The IRM also supports rated data:

```{r irm-rated, eval=FALSE}
result.IRM.rated <- Biclustering_IRM(J21S300, gamma_c = 1, gamma_f = 1, verbose = TRUE)
plot(result.IRM.rated, type = "Array")
plot(result.IRM.rated, type = "FRP", nc = 3, nr = 1)
```

## Distractor Analysis

`DistractorAnalysis()` examines how examinees in each rank/class respond to each item's categories. It computes observed frequencies, proportions, chi-square statistics, p-values, and Cramer's V (effect size) for each item-by-rank cell.
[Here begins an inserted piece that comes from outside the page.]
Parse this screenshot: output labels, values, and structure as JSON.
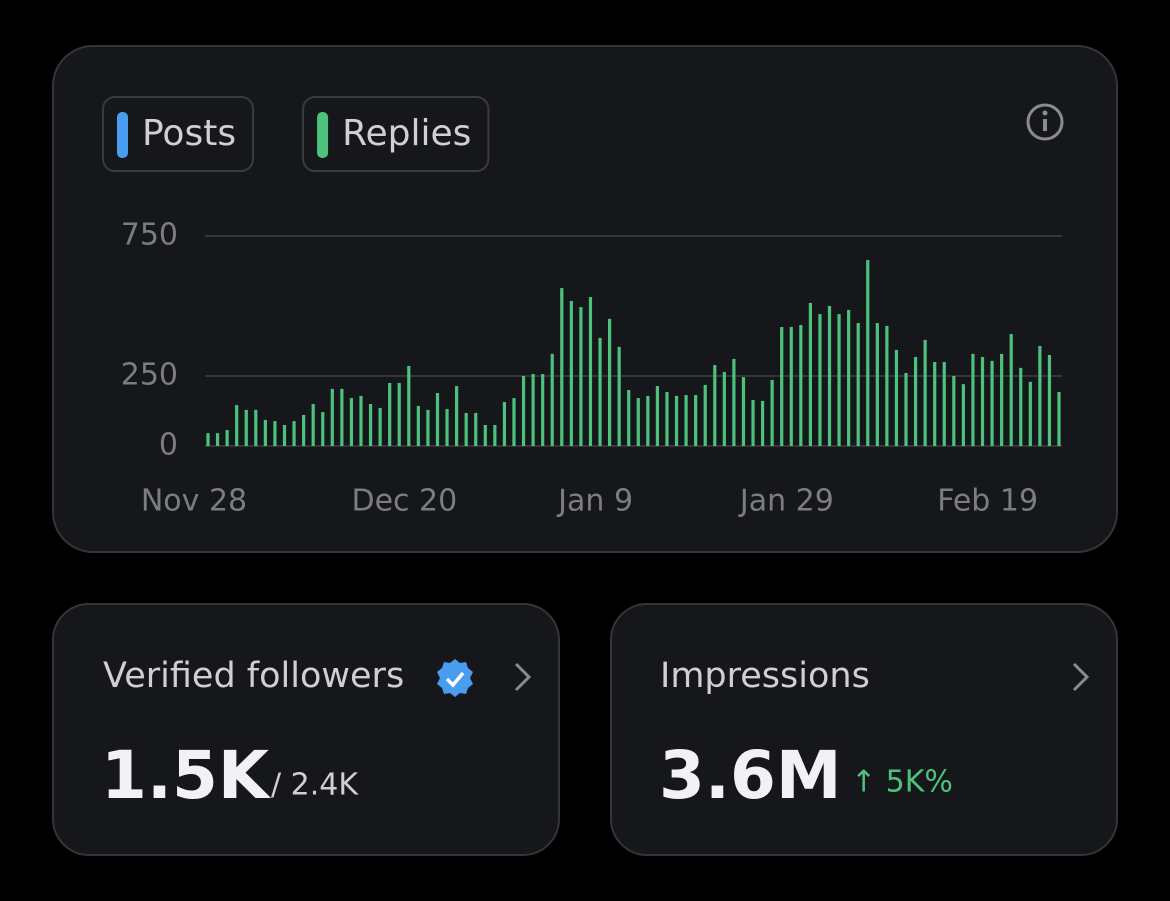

```{r distractor, eval=FALSE}
result.B.rated <- Biclustering(J21S300, ncls = 5, nfld = 3, method = "R", maxiter = 300)
da <- DistractorAnalysis(result.B.rated)

# Full output (grouped by field for Biclustering)
print(da)

# Filter by items and/or ranks
print(da, items = 1:7, ranks = c(1, 5))

# Plot distractor bar charts
plot(da, items = 1:6, nc = 3, nr = 2)
```

`DistractorAnalysis()` also works with `LRA()` results for rated data:

```{r distractor-lra, eval=FALSE}
result.LRA.rated <- LRA(J21S300, nrank = 5, mic = TRUE)
da_lra <- DistractorAnalysis(result.LRA.rated)
print(da_lra, items = 1:3)
plot(da_lra, items = 1:6, nc = 3, nr = 2)
```

## Reference

Shojima, K. (2022). *Test Data Engineering*. Springer.